Furthermore, the observed preponderance of high entropy solutions is consistent with previous comments by Saleh and Tanyimboh (2014, 2016) who found that the high entropy solutions were over-represented if the entropy was maximized on its own as a separate objective function rather than within the hydraulic performance objective function they used. Hence, they developed a multi-directional approach to maximize the global and local maximum entropy values simultaneously. A more even distribution of the entropy values was achieved as a result. The local maximum entropy values are associated with the various alternative sets of feasible flow directions in the network.

Finally, Table 3 shows that maximization of the sum of the entropies achieved better results than maximization of the maximum entropy; it can be seen that the correlations were consistently stronger for the total entropy option (Case III). Maximization of the total entropy therefore seems to be the most robust approach among the three options investigated and reinforces the hypothesis put forward here, that it is essential to take the entropy values from all the operating conditions into consideration.

6 Conclusions

A penalty-free maximum entropy based multi-objective evolutionary optimization approach for water distribution networks under multiple operating conditions has been presented and evaluated. The novelty of this research in the context of entropy maximization is that the optimization works under many loading conditions for any given network. Sensitivity analysis was carried out to assess the robustness of the algorithm and to identify efficient input data values relating to the population size, mutation and crossover rates, and the allocation of redundant binary codes.

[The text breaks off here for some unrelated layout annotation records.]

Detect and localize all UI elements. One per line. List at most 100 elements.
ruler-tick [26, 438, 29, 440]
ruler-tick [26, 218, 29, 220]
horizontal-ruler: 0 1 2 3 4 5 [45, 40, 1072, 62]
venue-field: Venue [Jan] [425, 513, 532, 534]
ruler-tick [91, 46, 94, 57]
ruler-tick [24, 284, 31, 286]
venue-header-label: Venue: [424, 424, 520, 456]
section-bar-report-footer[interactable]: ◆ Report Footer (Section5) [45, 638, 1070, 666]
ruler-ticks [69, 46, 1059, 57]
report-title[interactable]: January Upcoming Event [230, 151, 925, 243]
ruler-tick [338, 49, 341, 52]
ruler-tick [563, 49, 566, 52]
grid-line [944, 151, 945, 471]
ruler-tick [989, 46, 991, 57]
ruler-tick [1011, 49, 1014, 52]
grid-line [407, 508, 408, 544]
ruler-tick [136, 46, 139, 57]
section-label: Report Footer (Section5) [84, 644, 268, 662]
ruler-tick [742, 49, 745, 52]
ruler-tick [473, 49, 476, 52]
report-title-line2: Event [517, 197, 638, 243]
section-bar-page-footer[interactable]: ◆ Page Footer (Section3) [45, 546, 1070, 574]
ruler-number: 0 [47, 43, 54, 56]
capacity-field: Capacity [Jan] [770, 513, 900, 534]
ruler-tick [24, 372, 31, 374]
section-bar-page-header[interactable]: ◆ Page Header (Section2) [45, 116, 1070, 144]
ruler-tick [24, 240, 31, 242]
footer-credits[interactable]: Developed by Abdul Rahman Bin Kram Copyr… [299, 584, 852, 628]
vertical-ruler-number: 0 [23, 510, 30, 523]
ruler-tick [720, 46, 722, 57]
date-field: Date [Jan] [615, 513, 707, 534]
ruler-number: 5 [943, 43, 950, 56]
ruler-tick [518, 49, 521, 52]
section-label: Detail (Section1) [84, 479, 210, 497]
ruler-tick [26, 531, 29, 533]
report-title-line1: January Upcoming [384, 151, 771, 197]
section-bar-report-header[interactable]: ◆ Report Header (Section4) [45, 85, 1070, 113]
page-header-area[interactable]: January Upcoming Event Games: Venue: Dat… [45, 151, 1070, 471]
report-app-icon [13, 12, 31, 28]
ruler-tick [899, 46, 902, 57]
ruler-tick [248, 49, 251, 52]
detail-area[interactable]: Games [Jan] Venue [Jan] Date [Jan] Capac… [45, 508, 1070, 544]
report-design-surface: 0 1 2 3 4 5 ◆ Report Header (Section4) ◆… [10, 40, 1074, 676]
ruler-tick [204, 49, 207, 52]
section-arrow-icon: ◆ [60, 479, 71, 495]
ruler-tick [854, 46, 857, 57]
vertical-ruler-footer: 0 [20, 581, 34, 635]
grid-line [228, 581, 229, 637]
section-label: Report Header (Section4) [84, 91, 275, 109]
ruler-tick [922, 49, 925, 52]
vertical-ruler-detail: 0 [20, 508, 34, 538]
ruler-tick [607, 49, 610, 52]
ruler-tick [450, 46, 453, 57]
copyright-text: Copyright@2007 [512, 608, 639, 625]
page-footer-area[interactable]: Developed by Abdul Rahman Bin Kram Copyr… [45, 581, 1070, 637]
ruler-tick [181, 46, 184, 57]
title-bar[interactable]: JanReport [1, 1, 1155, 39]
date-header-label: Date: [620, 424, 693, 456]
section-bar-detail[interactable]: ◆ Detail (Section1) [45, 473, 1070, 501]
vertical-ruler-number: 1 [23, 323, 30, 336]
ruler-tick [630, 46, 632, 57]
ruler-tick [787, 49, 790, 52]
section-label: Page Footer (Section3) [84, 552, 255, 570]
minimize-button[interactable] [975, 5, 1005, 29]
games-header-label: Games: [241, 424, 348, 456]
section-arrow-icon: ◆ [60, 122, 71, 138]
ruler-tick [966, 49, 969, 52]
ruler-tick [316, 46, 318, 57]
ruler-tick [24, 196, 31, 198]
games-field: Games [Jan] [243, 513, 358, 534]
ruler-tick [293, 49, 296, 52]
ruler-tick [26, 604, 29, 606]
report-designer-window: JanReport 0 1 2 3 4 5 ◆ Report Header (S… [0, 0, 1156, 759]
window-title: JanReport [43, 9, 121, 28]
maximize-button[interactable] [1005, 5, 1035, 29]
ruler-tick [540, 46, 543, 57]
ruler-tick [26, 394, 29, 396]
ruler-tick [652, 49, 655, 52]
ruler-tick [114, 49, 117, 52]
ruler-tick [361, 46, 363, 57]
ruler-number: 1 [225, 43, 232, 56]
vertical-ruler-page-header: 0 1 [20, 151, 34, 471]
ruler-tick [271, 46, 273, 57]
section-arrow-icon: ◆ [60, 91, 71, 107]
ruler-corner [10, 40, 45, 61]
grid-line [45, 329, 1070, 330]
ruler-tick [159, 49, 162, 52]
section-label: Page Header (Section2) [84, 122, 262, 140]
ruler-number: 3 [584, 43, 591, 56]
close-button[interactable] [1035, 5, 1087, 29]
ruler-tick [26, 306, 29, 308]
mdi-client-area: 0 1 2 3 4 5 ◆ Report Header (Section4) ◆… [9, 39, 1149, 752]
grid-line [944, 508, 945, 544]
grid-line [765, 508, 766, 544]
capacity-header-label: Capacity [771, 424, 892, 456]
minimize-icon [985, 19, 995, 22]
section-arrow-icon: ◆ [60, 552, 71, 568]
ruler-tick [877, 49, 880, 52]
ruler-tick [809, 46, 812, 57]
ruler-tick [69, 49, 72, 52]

Maximization of the sum of the entropies produced the best results, i.e. the most robust or failure-tolerant solutions. The significant advantage of the total entropy option (Case III) is that it takes into consideration all the operating conditions. Jaynes (1957) stated that the probability distribution that has maximum entropy subject to whatever is known should be used as it is the least biased. Only the total entropy option is consistent with the maximum entropy principle (Jaynes 1957). Self-evidently, maximization of the maximum entropy or maximization of minimum entropy would place unjustified weight on one operating condition at the expense of all the others and thus would introduce bias.

Finally, it is worth noting that the majority of the solutions achieved were relatively close to the highest entropy values. This may have influenced the reliability-entropy relationship achieved and may be an area for further research in the future. Similarly, Saleh and Tanyimboh (2014, 2016) observed that the high-entropy solutions were over-represented if the entropy was maximized on its own as a separate objective. Hence the global maximum entropy approach they developed may be worth considering in the future as it provided a more even distribution of the entropy values.